Monday Matters (February 24th, 2014)


Reflections to start the week
Monday, February 24, 2014

Calling all Monday morning preachers.

No, it’s not the ecclesiastical equivalent of Monday morning quarterbacks, not a rethinking of whatever sermon you heard yesterday.

By Monday morning preachers I draw on the wisdom of promises made in baptism. Specifically, we promise to proclaim by word and example the good news of God in Christ. In other words, we are all preachers, all proclaimers. We are each and all called to put the good news out there in word and action, to preach the gospel at all times and, as St. Francis said, if necessary, to use words. We are each called to do that wherever God has called us, wherever God has placed us this day.

Again, we are all preachers. That means you. That means me. I was reminded of the call to proclaim good news when I noted that later this week we observe the feast of a priest named George Herbert, who died on February 27, 1633. By way of monumental understatement, he had a way with words, mixed with a heart for God. It was a winning combination, for sure. He wrote a poem (one of my favorites) called The Windows. I interpret it as a reflection on his own wonderment that he had been called to ordained ministry, his own amazement that God would and could use him. In the poem, he compares the preacher (himself? you? me?) to a stained glass window. Here’s the first stanza of that poem:

Lord, how can man preach thy eternal word?

    He is a brittle crazy glass;

Yet in thy temple thou dost him afford

    This glorious and transcendent place,

    To be a window, through thy grace.

I love this poem. It sustains me in the work I do, as it claims the foundation of God’s grace. It embraces the mystery, the miracle that God uses any of us in our brittleness, in our craziness. It imagines broken shards somehow marvelously assembled into something beautiful for God when light shines through, light from beyond brittle, crazy selves. Thank God for that light. The poet marvels that we are afforded such a glorious and transcendent place, i.e., to be a window through God’s grace.

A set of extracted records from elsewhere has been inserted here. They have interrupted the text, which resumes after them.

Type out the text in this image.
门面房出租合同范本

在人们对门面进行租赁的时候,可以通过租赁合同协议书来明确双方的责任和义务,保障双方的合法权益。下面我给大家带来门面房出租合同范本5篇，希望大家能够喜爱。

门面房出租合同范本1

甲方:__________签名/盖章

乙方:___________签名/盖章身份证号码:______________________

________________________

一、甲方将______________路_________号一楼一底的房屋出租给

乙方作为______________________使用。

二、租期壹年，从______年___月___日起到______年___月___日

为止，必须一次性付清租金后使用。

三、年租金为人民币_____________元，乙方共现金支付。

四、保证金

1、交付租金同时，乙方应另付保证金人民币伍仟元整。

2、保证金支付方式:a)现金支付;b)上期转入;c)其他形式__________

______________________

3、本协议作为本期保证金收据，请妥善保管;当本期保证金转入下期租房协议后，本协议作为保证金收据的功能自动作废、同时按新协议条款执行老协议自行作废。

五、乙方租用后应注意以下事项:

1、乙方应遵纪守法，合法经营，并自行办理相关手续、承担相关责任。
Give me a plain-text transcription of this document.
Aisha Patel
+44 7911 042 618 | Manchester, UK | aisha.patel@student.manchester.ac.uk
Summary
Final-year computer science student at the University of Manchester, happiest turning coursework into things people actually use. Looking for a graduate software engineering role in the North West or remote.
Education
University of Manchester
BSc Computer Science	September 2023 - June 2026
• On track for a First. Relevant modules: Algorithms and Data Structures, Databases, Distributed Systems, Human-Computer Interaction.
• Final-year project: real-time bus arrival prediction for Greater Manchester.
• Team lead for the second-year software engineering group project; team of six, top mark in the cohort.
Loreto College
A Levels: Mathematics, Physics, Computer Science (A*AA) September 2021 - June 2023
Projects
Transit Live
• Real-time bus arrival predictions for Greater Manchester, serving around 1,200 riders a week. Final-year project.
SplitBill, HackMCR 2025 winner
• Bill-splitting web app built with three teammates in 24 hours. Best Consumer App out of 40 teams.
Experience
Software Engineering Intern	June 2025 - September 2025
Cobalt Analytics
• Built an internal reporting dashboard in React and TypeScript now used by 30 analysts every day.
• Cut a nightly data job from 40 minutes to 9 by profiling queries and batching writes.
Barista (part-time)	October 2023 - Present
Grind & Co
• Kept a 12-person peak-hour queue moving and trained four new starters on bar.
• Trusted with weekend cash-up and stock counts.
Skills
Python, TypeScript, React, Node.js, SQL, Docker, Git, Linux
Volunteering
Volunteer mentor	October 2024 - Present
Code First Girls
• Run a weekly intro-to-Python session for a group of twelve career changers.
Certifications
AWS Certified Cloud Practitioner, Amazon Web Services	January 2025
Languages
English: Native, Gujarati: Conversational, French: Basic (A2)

So Monday morning preachers (I mean everyone reading this thing), what will be your sermon, your proclamation? How are you going to be a window of grace today?

– Jay Sidebotham

Our God and King, you called your servant George Herbert from the pursuit of worldly honors to be a pastor of souls, a poet, and a priest in your temple: Give us grace, we pray, joyfully to perform the tasks you give us to do knowing that nothing is menial or common that is done for your sake. Amen.